A flaw in the ice-class calculation methodology used under FuelEU Maritime has left compliant shipping operators facing potential penalties running into tens of millions of euros. The error was embedded in the European Maritime Safety Agency (EMSA)'s Thetis compliance system and widely adopted by third-party verifiers.
The error affected how energy consumption — and therefore emissions intensity — is calculated for ice-class vessels. The wrong formula produced 'paper non-compliance' that diverged from the ships' real-world performance. Operators saw compliance in their own reporting systems while Thetis output flagged them as non-compliant.

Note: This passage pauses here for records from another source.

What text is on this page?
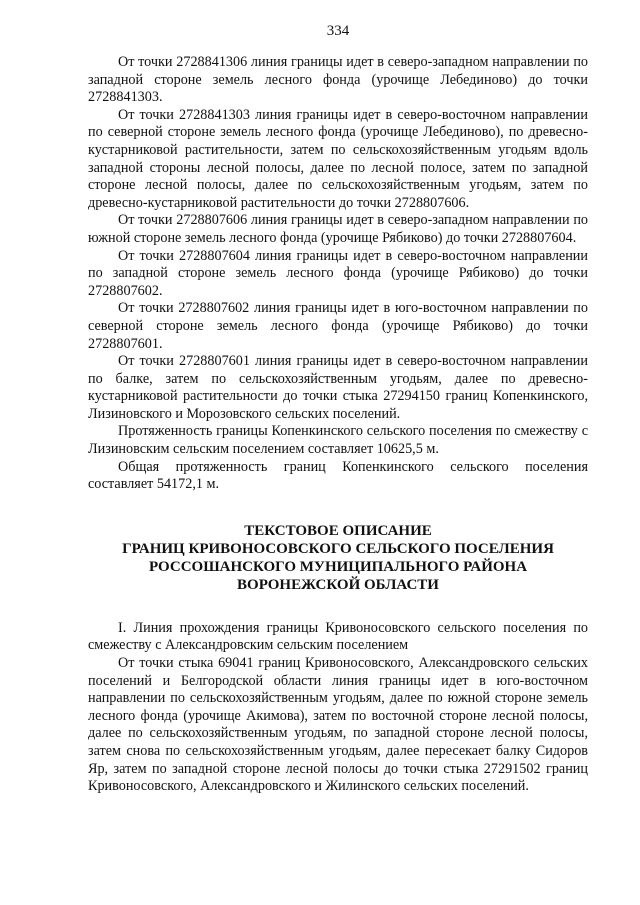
334

От точки 2728841306 линия границы идет в северо-западном направлении по западной стороне земель лесного фонда (урочище Лебединово) до точки 2728841303.

От точки 2728841303 линия границы идет в северо-восточном направлении по северной стороне земель лесного фонда (урочище Лебединово), по древесно-кустарниковой растительности, затем по сельскохозяйственным угодьям вдоль западной стороны лесной полосы, далее по лесной полосе, затем по западной стороне лесной полосы, далее по сельскохозяйственным угодьям, затем по древесно-кустарниковой растительности до точки 2728807606.

От точки 2728807606 линия границы идет в северо-западном направлении по южной стороне земель лесного фонда (урочище Рябиково) до точки 2728807604.

От точки 2728807604 линия границы идет в северо-восточном направлении по западной стороне земель лесного фонда (урочище Рябиково) до точки 2728807602.

От точки 2728807602 линия границы идет в юго-восточном направлении по северной стороне земель лесного фонда (урочище Рябиково) до точки 2728807601.

От точки 2728807601 линия границы идет в северо-восточном направлении по балке, затем по сельскохозяйственным угодьям, далее по древесно-кустарниковой растительности до точки стыка 27294150 границ Копенкинского, Лизиновского и Морозовского сельских поселений.

Протяженность границы Копенкинского сельского поселения по смежеству с Лизиновским сельским поселением составляет 10625,5 м.

Общая протяженность границ Копенкинского сельского поселения составляет 54172,1 м.

ТЕКСТОВОЕ ОПИСАНИЕ
ГРАНИЦ КРИВОНОСОВСКОГО СЕЛЬСКОГО ПОСЕЛЕНИЯ
РОССОШАНСКОГО МУНИЦИПАЛЬНОГО РАЙОНА
ВОРОНЕЖСКОЙ ОБЛАСТИ

I. Линия прохождения границы Кривоносовского сельского поселения по смежеству с Александровским сельским поселением

От точки стыка 69041 границ Кривоносовского, Александровского сельских поселений и Белгородской области линия границы идет в юго-восточном направлении по сельскохозяйственным угодьям, далее по южной стороне земель лесного фонда (урочище Акимова), затем по восточной стороне лесной полосы, далее по сельскохозяйственным угодьям, по западной стороне лесной полосы, затем снова по сельскохозяйственным угодьям, далее пересекает балку Сидоров Яр, затем по западной стороне лесной полосы до точки стыка 27291502 границ Кривоносовского, Александровского и Жилинского сельских поселений.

The FuelEU Maritime regime has been in force since 2025, requiring vessels in EU waters to gradually reduce average annual energy intensity. With penalties tied to a high rate per tonne of CO2 equivalent, the operational impact is material.
Industry representatives say EMSA must, having acknowledged the flaw and corrected the methodology, set out how retroactive revisions will be handled. Verification firms may need to reprocess data for the 2025 reporting year.
The episode is an important warning about how software and methodology errors in complex climate regulation can produce direct financial exposure for individual operators. The industry is amplifying calls for auditable calculation infrastructure and independent verification mechanisms.
Key Takeaways:
1. An ice-class calculation flaw was identified in EMSA's Thetis system.
2. The error showed compliant vessels as non-compliant, creating millions in penalty exposure.
3. FuelEU Maritime has been in force since 2025 with high per-tonne CO2e penalty rates.
4. Verifiers may need to reprocess 2025 reporting-year data.
5. The episode strengthens calls for auditable calculation infrastructure and independent verification.